The legislation lowers a homeowner’s property tax liability for the 2015 fiscal year to the pre-storm, 2013 fiscal year amount. Under previous law, city residents who merely restored a building to its condition prior to the storm faced an increase in their property’s assessed valuation – and would therefore experience an increase in real property taxes. In an attempt to help these owners, the legislation authorizes the city to enact a law granting a partial abatement of real property taxes so owners will not have to incur the increases in fiscal year 2015.
“In the aftermath of Superstorm Sandy, homeowners across the downstate region were forced to invest in significant repairs to make their homes more resilient – investments that would increase their taxes under normal circumstances,” Cuomo said in a prepared statement. “Sandy was not a normal circumstance, however, and I will not allow taxes to be raised on property owners simply because they are repairing the damage that was done and planning wisely for the future.”
“This legislation will ensure that homeowners are protected as they look to build back better, stronger, and safer for the new reality of extreme weather,” Cuomo continued.
De Blasio thanked the mayor for signing the legislation that garnered bi-partisan support in the Assembly and state Senate.
“Property owners recovering from Sandy shouldn’t be forced to pay higher taxes simply becasue they rebuilt – and now they won’t,” de Blasio said. “We proposed this legislation because New Yorkers who have already been through so much deserve this basic relief.”
Queens legislators too praised the legislation, saying it was a move that would bring some relief to individuals who have been financially hemorrhaging following Sandy.
“A year and a half after Sandy, many of my constituents and other storm victims around New York City are still struggling to get back on their feet, repair their homes and businesses, and otherwise recover from this horrific weather event,” said state Sen. Joe Addabbo Jr. (D-Howard Beach), a co-sponsor of the property relief bill.
“The last thing these residents needed to endure were higher property tax bills even as they seek to rebuild their lives and our communities,” Addabbo continued. “Recovering from this storm is still a frustrating process. This law will help us to continue this vital progress.”

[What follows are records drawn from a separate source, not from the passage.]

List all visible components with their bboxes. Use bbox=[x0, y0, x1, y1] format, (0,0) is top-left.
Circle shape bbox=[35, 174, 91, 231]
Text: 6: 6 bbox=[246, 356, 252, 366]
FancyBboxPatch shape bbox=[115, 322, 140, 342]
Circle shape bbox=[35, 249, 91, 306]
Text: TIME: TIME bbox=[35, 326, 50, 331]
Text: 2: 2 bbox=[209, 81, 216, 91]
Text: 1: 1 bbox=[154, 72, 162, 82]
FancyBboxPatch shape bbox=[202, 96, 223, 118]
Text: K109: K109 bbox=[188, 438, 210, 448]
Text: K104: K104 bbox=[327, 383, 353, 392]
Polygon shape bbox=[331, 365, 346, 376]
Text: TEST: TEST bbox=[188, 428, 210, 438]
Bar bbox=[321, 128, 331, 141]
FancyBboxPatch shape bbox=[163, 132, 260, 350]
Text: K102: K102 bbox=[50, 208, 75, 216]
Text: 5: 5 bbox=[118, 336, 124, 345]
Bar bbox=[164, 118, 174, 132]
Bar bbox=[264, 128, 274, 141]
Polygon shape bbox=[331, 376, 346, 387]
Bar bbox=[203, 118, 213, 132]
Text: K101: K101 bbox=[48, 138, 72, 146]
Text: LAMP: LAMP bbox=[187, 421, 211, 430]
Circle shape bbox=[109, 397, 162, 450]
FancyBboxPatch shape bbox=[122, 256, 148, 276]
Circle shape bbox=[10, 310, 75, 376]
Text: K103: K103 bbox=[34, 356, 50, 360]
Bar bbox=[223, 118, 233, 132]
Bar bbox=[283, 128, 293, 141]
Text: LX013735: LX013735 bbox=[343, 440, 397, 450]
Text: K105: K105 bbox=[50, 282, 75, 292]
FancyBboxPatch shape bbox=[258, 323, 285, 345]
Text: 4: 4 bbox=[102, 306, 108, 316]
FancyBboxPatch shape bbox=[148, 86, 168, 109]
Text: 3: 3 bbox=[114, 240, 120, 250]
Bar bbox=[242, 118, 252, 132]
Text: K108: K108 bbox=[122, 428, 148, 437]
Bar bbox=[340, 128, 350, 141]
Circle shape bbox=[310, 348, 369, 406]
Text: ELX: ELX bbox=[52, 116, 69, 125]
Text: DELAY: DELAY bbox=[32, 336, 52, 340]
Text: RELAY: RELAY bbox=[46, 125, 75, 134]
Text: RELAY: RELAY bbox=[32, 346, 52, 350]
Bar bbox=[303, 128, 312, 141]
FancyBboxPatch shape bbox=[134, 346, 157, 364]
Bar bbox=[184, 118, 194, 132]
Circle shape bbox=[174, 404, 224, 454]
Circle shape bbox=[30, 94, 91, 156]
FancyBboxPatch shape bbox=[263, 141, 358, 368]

To qualify for the abatement, an eligible property must meet the following criteria: The city Department of Finance reduced the assessed valuation of the building on the property for fiscal year 2014 from the assessed valuation for the 2013 fiscal year as a result of damage caused by Sandy; the Finance Department increased the assessed valuation of the building for 2015 from its assessed valuation for 2014; and the assessed valuation of the building for 2015 exceeds that for 2013.